One class of approaches tackles the scarcity of fully-annotated data by using weakly-annotated data. In general, weakly-annotated data is labeled data that has some deviation from data appropriate for supervised training. For example, several methods for relation extraction use Freebase as a source of distant supervision. A source of abundant weakly-annotated data for some NLP applications is user feedback, which is typically partial, discrete, and noisy. Learning from such data is very challenging and also useful for the NLP community. Bandit learning and counterfactual learning from bandit feedback aim to leverage online and offline user feedback to improve model training. An alternative to online user feedback is to drastically reduce the amount of annotated data but increase its quality. Active learning algorithms incrementally select examples for labeling, with the aim of minimizing the amount of labeled data required to reach a given level of performance.
Another class of approaches uses supervision for related tasks to improve the performance on the main task. For example, one may not have access to a large amount of bilingual parallel data to train a neural machine translator for a given language pair, but may have access to monolingual data in the source and target language, bilingual parallel data for other language pairs, or annotated data for other tasks such as named entity recognition or parsing. Techniques to leverage these additional data resources include transfer learning and multi-task learning, where we care about learning for the target task or all tasks, respectively. This class of approaches also includes domain adaptation, where the task is fixed but annotated training data is drawn from a domain that differs from the test domain. Generative adversarial networks (GANs) can be used to learn representations that are robust to domain shift. Lastly, semi-supervised learning methods deal with learning from annotated and unannotated data, by creating better representations or by regularizing model parameters.
Please submit your paper using START.
Format: Submissions must be in PDF format, anonymized for review, written in English and follow the EMNLP 2019 formatting requirements, available here. We strongly advise you use the LaTeX template files provided by EMNLP 2019.
Length: Submissions consist of up to eight pages of content. There is no limit on the number of pages for references. There is no extra space for appendices. Accepted papers will be given one additional page for content. There is no explicit short paper track, but you should feel free to submit your paper regardless of its length. Reviewers will be instructed not to penalize papers for being too short.
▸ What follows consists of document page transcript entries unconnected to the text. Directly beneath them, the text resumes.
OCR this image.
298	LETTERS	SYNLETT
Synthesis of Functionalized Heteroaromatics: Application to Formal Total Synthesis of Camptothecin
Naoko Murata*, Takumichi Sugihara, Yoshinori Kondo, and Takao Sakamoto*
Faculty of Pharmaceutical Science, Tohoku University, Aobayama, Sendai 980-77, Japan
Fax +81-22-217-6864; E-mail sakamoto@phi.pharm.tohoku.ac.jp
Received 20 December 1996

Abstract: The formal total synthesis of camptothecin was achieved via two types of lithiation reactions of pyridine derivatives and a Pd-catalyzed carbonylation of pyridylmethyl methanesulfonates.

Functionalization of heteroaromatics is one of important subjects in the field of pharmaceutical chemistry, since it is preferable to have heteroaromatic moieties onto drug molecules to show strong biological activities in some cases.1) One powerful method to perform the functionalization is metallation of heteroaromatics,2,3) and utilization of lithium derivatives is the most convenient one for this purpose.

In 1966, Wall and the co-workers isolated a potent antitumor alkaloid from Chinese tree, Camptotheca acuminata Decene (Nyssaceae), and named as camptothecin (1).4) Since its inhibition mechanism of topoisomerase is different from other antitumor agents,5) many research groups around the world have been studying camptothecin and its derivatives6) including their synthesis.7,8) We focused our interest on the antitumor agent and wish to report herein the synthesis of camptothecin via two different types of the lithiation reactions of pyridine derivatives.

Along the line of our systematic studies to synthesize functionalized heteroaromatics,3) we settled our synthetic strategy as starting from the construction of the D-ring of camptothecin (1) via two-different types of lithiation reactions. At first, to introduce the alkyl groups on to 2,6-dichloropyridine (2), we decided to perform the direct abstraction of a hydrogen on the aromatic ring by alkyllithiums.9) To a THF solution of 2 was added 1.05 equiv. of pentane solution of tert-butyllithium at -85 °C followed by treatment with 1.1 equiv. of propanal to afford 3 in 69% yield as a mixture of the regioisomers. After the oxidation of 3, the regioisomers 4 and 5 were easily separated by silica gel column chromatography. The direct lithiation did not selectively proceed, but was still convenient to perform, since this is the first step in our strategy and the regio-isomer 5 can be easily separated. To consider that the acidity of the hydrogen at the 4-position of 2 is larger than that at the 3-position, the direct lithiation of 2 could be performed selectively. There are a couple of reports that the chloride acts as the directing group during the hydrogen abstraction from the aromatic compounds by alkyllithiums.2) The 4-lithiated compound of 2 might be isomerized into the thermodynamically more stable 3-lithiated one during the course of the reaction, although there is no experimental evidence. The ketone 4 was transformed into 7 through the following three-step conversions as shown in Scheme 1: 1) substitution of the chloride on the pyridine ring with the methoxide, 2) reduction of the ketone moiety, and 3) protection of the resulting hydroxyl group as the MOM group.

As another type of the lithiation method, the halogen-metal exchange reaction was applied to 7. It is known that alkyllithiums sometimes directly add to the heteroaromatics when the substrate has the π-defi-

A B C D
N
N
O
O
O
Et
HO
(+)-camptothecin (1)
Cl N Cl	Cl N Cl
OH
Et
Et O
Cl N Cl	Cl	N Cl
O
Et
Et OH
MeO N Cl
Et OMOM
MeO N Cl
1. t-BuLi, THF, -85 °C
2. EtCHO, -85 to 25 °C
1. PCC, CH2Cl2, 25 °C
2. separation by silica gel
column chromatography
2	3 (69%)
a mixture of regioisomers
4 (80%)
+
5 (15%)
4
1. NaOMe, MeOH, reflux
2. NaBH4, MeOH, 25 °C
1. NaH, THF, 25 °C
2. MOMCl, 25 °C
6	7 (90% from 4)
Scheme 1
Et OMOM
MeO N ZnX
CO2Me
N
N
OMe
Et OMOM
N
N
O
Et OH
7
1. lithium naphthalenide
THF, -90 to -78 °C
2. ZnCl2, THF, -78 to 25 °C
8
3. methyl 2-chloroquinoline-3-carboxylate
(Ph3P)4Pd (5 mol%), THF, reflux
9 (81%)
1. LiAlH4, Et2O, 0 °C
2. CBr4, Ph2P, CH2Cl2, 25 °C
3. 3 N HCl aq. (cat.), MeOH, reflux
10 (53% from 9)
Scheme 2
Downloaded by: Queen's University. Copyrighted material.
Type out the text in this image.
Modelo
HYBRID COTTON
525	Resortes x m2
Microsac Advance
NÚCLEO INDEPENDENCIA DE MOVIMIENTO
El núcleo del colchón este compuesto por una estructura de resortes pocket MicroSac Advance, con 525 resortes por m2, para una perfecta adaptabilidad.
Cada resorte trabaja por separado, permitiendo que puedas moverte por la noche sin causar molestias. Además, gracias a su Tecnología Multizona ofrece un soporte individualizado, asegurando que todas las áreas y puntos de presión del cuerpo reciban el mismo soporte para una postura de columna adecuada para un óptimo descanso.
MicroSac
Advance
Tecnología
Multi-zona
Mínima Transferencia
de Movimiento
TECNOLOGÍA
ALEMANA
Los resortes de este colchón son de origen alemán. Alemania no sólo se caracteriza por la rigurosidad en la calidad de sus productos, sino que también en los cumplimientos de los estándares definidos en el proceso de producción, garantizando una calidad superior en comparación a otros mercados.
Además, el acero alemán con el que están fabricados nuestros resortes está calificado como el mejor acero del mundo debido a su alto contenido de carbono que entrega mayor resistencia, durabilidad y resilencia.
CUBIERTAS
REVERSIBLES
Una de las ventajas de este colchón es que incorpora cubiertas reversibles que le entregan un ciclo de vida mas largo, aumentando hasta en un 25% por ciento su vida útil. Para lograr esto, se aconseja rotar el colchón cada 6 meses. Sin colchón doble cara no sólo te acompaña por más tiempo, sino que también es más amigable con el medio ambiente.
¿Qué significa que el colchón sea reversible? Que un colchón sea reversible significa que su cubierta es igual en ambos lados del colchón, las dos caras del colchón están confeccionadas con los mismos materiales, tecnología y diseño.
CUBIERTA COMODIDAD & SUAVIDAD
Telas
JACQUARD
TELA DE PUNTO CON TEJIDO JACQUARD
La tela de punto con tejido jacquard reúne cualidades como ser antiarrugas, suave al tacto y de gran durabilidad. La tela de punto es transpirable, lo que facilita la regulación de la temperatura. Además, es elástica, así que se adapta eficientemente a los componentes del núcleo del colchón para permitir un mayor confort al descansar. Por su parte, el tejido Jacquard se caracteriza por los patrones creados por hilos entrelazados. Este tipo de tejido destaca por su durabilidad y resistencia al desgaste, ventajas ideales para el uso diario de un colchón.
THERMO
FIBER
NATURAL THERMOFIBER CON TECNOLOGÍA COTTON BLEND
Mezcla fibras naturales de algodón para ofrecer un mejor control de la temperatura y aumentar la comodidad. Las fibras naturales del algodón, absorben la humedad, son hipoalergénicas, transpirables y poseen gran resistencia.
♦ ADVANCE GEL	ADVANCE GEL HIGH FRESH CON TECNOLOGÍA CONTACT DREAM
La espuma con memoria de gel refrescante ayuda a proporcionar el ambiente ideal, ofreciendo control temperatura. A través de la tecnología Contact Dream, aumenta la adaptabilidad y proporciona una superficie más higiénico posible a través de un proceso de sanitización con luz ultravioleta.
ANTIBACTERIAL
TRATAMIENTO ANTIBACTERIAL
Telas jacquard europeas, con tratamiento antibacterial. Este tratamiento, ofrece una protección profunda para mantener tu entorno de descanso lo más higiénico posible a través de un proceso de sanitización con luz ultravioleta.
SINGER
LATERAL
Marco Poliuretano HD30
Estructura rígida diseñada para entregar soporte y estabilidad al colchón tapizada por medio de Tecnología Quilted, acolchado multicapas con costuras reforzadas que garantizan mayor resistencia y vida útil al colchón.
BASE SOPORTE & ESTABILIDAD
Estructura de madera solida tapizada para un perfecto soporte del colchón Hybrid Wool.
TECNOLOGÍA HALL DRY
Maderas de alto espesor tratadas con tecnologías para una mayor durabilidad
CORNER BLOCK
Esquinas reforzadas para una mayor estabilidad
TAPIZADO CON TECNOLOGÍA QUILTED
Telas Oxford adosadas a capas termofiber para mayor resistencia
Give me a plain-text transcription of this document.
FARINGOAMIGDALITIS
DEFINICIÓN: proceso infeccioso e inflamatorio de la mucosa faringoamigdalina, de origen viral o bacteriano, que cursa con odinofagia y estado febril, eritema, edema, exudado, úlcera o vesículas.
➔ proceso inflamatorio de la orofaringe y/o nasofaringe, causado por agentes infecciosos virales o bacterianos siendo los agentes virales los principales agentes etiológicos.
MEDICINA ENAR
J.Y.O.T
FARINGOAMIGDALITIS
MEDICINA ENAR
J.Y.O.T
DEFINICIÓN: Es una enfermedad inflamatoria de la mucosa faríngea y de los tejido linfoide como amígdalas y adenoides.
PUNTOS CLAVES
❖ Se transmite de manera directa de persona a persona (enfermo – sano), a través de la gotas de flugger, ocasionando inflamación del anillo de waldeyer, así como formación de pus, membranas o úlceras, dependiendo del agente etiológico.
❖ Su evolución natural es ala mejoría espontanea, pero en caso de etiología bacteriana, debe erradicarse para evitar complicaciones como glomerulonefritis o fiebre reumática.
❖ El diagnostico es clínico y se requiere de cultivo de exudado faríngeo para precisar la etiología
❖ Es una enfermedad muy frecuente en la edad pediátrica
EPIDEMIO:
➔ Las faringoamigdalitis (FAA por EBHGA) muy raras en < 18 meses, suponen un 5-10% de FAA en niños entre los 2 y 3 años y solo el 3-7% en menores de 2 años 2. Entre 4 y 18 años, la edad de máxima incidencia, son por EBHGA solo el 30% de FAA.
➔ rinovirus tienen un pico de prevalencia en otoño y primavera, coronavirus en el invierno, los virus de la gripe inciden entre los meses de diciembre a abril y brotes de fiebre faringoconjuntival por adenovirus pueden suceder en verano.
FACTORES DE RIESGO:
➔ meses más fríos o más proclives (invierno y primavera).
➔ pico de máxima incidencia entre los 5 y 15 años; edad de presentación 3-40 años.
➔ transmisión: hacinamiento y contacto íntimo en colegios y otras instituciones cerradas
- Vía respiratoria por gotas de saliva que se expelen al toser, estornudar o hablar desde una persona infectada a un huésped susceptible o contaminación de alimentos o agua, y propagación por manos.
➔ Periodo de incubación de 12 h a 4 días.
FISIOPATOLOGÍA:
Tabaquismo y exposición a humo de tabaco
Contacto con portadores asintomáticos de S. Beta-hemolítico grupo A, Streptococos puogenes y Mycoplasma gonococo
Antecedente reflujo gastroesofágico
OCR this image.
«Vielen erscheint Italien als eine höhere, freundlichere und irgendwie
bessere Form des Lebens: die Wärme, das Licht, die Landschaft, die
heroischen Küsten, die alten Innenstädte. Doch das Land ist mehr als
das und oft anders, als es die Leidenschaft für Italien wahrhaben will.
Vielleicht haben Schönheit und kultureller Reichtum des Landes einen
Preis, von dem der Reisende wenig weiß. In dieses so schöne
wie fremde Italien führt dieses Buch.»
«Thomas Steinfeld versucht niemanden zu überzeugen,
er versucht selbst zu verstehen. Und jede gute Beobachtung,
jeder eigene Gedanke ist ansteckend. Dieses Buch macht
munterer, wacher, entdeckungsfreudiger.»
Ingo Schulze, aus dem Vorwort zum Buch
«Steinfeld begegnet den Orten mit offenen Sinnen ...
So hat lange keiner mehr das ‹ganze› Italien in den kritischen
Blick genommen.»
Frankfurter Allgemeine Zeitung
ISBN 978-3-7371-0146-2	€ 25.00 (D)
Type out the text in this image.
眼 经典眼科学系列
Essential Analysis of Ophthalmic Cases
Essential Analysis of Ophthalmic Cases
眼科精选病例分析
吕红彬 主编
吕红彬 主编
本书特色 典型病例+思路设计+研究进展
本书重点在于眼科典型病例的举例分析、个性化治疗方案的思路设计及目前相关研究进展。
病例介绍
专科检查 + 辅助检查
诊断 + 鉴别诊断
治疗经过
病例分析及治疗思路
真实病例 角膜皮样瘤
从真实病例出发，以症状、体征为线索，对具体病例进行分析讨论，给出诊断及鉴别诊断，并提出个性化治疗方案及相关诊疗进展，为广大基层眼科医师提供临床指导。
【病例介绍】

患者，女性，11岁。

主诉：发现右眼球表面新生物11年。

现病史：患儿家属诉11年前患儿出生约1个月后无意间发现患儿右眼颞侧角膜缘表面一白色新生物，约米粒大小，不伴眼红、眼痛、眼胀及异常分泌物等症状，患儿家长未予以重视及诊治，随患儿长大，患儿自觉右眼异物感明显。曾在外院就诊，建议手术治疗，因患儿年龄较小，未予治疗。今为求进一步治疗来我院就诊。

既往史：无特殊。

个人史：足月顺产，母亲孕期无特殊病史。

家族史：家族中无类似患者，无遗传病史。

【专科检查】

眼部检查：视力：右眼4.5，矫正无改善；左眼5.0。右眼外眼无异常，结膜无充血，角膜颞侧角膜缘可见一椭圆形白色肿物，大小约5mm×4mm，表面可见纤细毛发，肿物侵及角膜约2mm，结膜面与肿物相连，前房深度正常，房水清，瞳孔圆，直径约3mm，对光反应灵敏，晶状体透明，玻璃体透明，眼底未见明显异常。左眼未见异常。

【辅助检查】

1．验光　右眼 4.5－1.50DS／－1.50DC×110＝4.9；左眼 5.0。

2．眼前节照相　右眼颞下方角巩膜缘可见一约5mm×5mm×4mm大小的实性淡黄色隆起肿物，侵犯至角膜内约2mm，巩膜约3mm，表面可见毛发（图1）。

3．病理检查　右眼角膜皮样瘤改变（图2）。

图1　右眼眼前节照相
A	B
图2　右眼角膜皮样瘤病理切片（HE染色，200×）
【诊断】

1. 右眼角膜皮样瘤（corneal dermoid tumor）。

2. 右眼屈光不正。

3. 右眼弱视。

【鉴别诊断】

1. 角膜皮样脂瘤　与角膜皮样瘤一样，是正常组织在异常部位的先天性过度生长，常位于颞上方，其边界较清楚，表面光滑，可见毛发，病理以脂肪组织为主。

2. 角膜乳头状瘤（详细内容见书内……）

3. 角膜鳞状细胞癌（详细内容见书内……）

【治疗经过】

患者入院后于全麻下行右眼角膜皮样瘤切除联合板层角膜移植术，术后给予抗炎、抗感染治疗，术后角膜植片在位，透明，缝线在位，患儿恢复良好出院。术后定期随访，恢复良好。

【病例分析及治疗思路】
Publishing: Authors can also submit non-archival papers of up to eight pages of content. Non-archival papers will not be included in the proceedings. Thus, your work will retain the status of being unpublished and later submission at another venue (e.g., a journal) is not precluded. Likewise, you are free to re-present work that has been previously published elsewhere. We do NOT require submissions to follow an anonymity period.
Dual Submission: Authors can make submissions that are also under review at other venues, provided it does not violate the policy at those venues.
Presentation Format: We anticipate most papers, both archival and non-archival, will be presented as posters, with only a few selected for oral presentation.